Il faut dire que Goran Sudzuka est à bord et qu’il gère assez bien toute cette histoire. Le dessin est propre avec encore de superbes personnages mais j’ai encore bout de mal avec la colorisation qui ne rend pas justice à l’ensemble et surtout qui ne masque pas un manque
de décor à certains moments.

Et si les X-Men étaient des réfugiés de l’espace ? (avec Mike Norton)

Pour terminer, un épisode où Williamson joue probablement les fanboys et se sert de Rocket pour lui donner ce qui lui a longtemps pendu au bout du nez. Il joue aussi la carte du AvX, bien sûr dans une dimension bien plus petite.
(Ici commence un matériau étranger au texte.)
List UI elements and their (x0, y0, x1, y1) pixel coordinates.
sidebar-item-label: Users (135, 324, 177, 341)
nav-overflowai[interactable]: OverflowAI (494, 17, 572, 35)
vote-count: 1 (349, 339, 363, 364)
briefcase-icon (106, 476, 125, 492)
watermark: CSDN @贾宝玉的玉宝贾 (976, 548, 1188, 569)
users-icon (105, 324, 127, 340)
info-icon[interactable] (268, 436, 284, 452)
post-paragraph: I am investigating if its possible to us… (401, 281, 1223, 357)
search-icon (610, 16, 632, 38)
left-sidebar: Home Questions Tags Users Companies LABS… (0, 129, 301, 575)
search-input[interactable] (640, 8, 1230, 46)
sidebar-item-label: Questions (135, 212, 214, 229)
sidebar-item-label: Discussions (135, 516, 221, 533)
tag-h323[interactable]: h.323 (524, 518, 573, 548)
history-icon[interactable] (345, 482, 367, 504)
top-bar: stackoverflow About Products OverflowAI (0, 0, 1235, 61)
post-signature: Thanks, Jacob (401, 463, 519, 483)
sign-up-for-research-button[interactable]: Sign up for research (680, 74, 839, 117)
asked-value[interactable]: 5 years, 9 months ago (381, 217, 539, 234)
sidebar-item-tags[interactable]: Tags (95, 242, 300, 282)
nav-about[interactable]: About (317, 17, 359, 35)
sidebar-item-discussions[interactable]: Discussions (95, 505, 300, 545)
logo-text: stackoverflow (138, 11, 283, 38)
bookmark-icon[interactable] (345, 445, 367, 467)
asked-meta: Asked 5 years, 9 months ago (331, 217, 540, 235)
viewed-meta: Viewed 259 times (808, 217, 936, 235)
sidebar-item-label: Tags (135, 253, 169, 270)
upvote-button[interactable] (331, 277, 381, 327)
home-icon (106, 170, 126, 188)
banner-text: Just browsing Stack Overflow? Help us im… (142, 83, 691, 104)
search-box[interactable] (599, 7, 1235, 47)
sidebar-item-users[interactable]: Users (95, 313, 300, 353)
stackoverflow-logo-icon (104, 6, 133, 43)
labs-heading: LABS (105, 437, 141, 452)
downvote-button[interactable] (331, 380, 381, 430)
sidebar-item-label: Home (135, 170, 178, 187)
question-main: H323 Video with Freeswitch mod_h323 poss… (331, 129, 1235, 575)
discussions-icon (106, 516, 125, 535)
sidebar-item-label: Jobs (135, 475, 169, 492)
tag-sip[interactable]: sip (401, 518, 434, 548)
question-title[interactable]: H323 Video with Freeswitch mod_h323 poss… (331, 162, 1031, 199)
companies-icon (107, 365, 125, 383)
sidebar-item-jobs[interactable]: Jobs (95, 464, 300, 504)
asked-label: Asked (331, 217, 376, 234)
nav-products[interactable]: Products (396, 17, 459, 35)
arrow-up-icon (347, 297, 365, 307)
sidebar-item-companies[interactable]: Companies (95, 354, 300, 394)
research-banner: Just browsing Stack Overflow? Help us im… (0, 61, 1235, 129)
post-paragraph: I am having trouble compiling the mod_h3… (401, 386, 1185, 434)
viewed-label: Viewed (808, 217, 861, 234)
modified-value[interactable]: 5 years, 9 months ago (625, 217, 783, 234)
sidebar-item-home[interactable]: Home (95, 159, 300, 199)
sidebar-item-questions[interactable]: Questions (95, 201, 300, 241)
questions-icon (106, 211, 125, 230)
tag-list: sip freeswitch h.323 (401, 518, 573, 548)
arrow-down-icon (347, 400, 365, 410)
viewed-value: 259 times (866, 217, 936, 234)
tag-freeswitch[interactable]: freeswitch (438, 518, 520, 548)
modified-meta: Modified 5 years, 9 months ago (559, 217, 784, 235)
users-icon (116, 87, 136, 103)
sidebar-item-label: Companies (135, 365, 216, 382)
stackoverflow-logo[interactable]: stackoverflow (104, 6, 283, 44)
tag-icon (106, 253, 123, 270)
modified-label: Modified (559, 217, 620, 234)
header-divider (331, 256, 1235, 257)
De quoi mettre en scène là encore, un combat perdu et
le meilleur moyen pour survivre. On pourrait presque coupler ce récit à celui des Gardiens de la Galaxie qui sont absents de ce récit pour plus de commodité.

Aux dessins, Mike Norton fournit exactement tout ce qu’on attend de lui : des planches propres fines et bien mises en scène.

Au final, ce numéro vaut surtout pour les scénarios et les idées intéressantes qu’ils développent. Dommage que Marvel ne prenne pas de décisions aussi radicales dans certaines de ces séries régulières.

P.S. Ah oui, il y a un mini-récit en conclusion le Destructeur et Thanos. Très anecdotique et très classique, malgré la présence de Mike Zeck aux dessins.